Chi-square post hoc?

#1
Hello
I have been researching various options to interpret output for a 3 x 2 chi-square, as although I can confidently determine that my chi-square test is significant, I am not sure what the best approach to determine which particular cell is significantly contributing to the significance. I've investigated using adjusted residuals and column proportions (z-test). I've also read about another approach whereby you square the residual, then compute an individual p value for each cell. I'm not sure which would be most appropriate or if my interpretation of these procedures is correct.

I'll try to use an example to explain my current understanding (or lack of!). I have surveyed over 2000 girls about the feelings they experienced when they went through puberty. This included a list of feelings (e.g. happy, sad, relieved, embarrassed, normal etc) and they could answer yes/no to these questions. I am interested in whether the feelings reported (e.g. % that reported feeling happy) differ by school type (single sex, mixed, single sex with boys at college only). I've provided the output of the chi square test for the feeling 'happy' by school type

Felt Happy * School Type Crosstabulation

Boys in college only Mixed Single sex Total

Count 114 a,b 105 a 112 b 331
Expected Count 114 85 132 331
% felt happy 34.4% 31.7% 33.8% 100.0%
Yes % in School Type 15.9% 19.6% 13.5% 15.9%
% of Total 5.5% 5.0% 5.4% 15.9%
Adjusted Residual .0 2.7 -2.5

Count 602 a,b 430 a 718 b 1750
Expected Count 602 449 698 1750
% felt happy 34.4% 24.6% 41.0% 100.0%
No % in School Type 84.1% 80.4% 86.5% 84.1%
% of Total 28.9% 20.7% 34.5% 84.1%
Adjusted Residual .0 -2.7 2.5

Count 716 535 830 2081
Expected Count 716 535 830 2081
% felt happy 34.4% 25.7% 39.9% 100.0%
Total % in School Type 100.0% 100.0% 100.0% 100.0%
% of Total 34.4% 25.7% 39.9% 100.0%


X2 = 9.146, p = 0.010

My interpretation of the above is that there is a significant association between the feeling 'happy' and school type (X2 = 9.146, p < 0.05).

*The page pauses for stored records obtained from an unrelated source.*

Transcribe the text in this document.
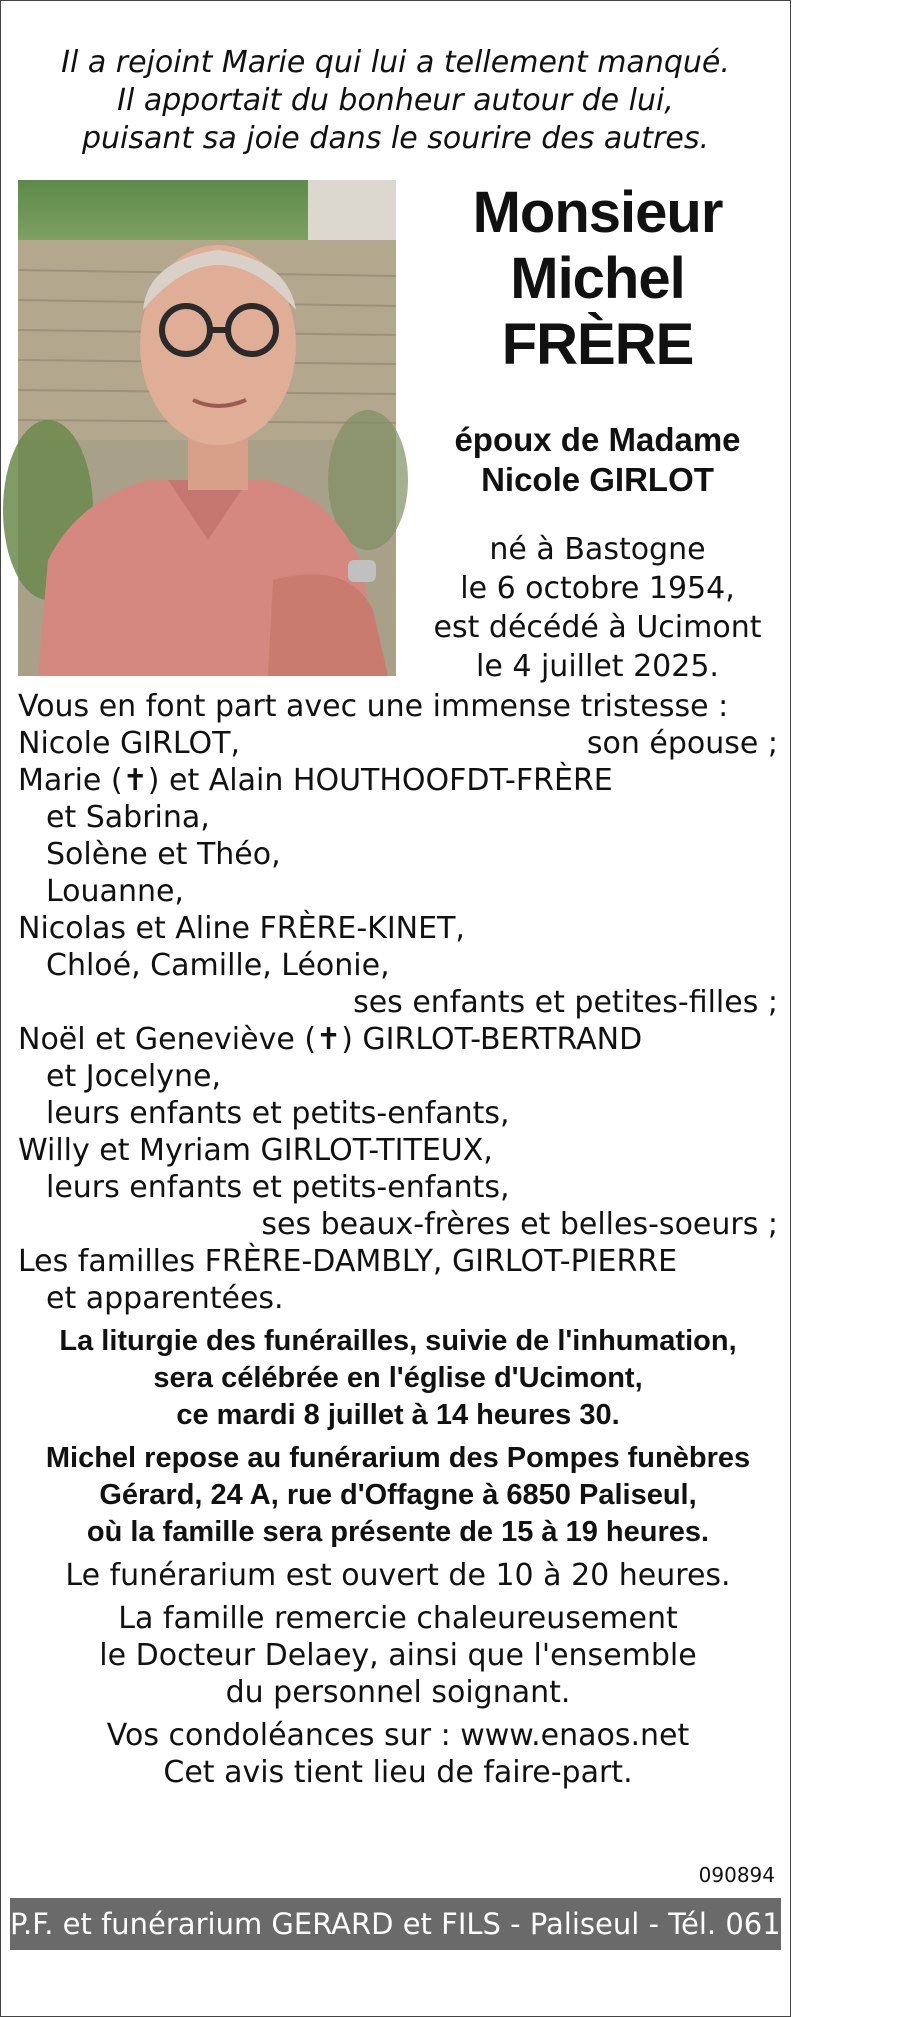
Il a rejoint Marie qui lui a tellement manqué.
Il apportait du bonheur autour de lui,
puisant sa joie dans le sourire des autres.
Monsieur
Michel
FRÈRE
époux de Madame
Nicole GIRLOT
né à Bastogne
le 6 octobre 1954,
est décédé à Ucimont
le 4 juillet 2025.
Vous en font part avec une immense tristesse :
Nicole GIRLOT,	son épouse ;
Marie (✝) et Alain HOUTHOOFDT-FRÈRE
et Sabrina,
Solène et Théo,
Louanne,
Nicolas et Aline FRÈRE-KINET,
Chloé, Camille, Léonie,
ses enfants et petites-filles ;
Noël et Geneviève (✝) GIRLOT-BERTRAND
et Jocelyne,
leurs enfants et petits-enfants,
Willy et Myriam GIRLOT-TITEUX,
leurs enfants et petits-enfants,
ses beaux-frères et belles-soeurs ;
Les familles FRÈRE-DAMBLY, GIRLOT-PIERRE
et apparentées.
La liturgie des funérailles, suivie de l'inhumation,
sera célébrée en l'église d'Ucimont,
ce mardi 8 juillet à 14 heures 30.
Michel repose au funérarium des Pompes funèbres
Gérard, 24 A, rue d'Offagne à 6850 Paliseul,
où la famille sera présente de 15 à 19 heures.
Le funérarium est ouvert de 10 à 20 heures.
La famille remercie chaleureusement
le Docteur Delaey, ainsi que l'ensemble
du personnel soignant.
Vos condoléances sur : www.enaos.net
Cet avis tient lieu de faire-part.
090894
P.F. et funérarium GERARD et FILS - Paliseul - Tél. 061 53 32 84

Based on the adjusted residuals it looks like a significantly higher proportion of girls from mixed schools reported being happy (19.6%) and significantly less girls from single sex schools reported being happy (13.5%). Would I say that this is significantly more/less than expected by chance? Or does this mean significantly more/less than all the other groups, or from the overall group average of 15.9%. (I think it is than expected by chance yes?)

When looking at the z test for column proportions the 'boys in college only' school type had both an 'a' and 'b' assigned to it, therefore I assumed that there is not a difference between this school type and each of the other school types. However, because the 'mixed' school has an 'a', and the 'single sex' school has a 'b' (i.e. different subscript letters assigned to them) that these do differ from each other. Is this right? Does this mean that there are sig less girls reporting feeling happy in single sex schools compared to mixed schools, but not compared with boys in college school? Because then I feel like this interpretation is a little different from when using the residuals. i.e. when using the residuals I'm saying its just sig less/more than expected by change, but when using z test I'm saying the difference is between the single and mixed school only?

I hope I have explained things ok and that you understand my queries. I have tried to read around the area and watched various video tutorials on youtube etc however almost all things I have read/seen use a 2x2 example and don't go any further. If anyone can offer any advice it would be much appreciated.

Thanks in advance.
 
#2
Hi,
Does anyone have any advice to give? I really have tried to find the answer to this problem myself but would really appreciate some guidance.
Thanks in advance.
 

rogojel

TS Contributor
#3
hi,
I did not really understand the structure of your table, the ones I used with Minitab had 3 elements in each cell - observed number in the cell, expected number based on the null hypothesis, chi-squared value. The p value for the table is calculated by aggegating the chi-squared numbers from the cells IIRC.
If the overall result is significant, imho you can check the cells that have the largest chi-squared numbers - they are the most probable contributors to the effect.

regards
 
#4
rogojel thankyou for your response. I am grateful that someone took the time to respond.
I have not used minitab myself (I used SPSS) but my table shows the observed count, expected count, and a standardised adjusted residual. I haven't been able to obtain a chi-square value for each cell that you refer to, I only have the overall chi-square which tells me if the test is significant. Do you have any idea how I can view/obtain the chi square for each individual cell? Thankyou in advance.
 

gianmarco

TS Contributor
#5
You have to focus on the standardized adj residuals: they tell you which cell is significantly contributing to the rejection of the Null Hypothesis of independence between rows and columns.
Values larger than 1.96 are significant at 0.05. Their sign (positive or negative) tells you if a particular cell has an observed value larger or smaller than the expected value.
In summary: the analysis of the adj stnd residuals helps you in spotting which row category(ies) is significantly strongly or weakly "associated" to which column category(ies).